6.ここはお城、あなたは……身分の高い方なのかしら?


 心臓がうるさくてかなわない。


 シャンデリアに負けないきらきら具合で微笑みかける青年。

 年の頃は……白人は私たち日本人より大人びて見えるものだし、成人前……くらいかしら?


「リナ?」

「あ、あの……」


 顔に熱が集まるのを感じる。きっと真っ赤だろう。青年も、困ったように微笑んで、背に回していた手をそっと離す。


「相変わらず、恥ずかしがり屋だね。母の前ではあんなにシャンとしているのに」

 そ、それは、お母さまの前では緊張して固まってるのが、偶然うまい具合に、知的にお澄ましして見えるだけなのよ……!


 ん? お母さまって? この流れだと、この青年の母親の事……よね?

 私、この方の母上にお会いしたことがあるのかしら?



「お嬢様、やはり無理はなさらない方が……」

 今まで気づかなかったけど、テラスへ出られる扉のそばのカーテンの影に小柄な女性がいて、声をかけてくる。
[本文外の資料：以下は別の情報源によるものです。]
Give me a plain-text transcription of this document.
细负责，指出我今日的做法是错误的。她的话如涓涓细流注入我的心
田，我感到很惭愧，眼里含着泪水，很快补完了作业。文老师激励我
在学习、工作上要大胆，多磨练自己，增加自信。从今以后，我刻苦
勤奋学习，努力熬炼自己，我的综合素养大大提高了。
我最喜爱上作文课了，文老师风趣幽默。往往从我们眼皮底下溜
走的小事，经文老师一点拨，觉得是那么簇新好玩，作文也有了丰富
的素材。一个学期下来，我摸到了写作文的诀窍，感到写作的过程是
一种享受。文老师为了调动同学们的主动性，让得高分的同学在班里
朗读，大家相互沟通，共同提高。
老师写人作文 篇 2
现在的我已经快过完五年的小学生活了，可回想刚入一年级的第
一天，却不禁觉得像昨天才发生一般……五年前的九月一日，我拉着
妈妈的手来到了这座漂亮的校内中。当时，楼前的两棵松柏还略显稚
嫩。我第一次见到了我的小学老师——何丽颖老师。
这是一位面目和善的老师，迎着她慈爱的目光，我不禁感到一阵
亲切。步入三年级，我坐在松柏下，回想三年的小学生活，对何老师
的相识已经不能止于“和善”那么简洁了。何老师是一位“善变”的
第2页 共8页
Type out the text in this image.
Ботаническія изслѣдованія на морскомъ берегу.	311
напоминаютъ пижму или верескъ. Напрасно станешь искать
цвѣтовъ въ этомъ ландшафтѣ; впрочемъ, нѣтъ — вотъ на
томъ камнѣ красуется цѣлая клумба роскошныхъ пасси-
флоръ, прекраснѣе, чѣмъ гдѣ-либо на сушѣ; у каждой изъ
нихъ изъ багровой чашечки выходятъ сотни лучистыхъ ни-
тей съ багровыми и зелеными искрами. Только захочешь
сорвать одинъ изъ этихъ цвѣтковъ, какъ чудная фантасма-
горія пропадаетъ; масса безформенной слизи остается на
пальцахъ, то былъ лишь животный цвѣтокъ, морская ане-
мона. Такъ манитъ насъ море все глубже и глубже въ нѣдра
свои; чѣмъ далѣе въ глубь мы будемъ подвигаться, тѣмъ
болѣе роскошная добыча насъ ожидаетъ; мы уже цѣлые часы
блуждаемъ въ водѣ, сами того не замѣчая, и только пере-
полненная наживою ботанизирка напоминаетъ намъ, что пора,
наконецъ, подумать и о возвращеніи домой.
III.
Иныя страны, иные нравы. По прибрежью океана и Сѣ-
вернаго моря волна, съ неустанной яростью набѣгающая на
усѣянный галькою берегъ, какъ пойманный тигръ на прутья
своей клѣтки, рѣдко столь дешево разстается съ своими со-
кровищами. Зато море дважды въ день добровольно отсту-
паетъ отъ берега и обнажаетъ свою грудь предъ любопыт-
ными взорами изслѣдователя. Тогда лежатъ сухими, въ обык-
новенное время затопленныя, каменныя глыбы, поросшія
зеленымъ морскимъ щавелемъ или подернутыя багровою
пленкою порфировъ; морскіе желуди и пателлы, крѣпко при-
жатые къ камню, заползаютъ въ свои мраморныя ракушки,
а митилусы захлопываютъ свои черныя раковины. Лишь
 メイドのようなお仕着せっぽい紺色のエプロンドレスに、飾りをつけずに纏めただけのオレンジ色の髪。鼻の上に散らばったそばかすもチャーミングな、愛らしい少女だ。


「メリル。リナはどうかしたのかい?」

「直接話すご無礼、お許しください。

 お嬢様は、夜会の準備中に一度お倒れになられたのです」

 青年にメリルと呼ばれた少女は、目を合わさずに俯いたまま敬礼し、断りを入れてから答え始めた。

 やはりこの青年は、身分の高い方なのだわ。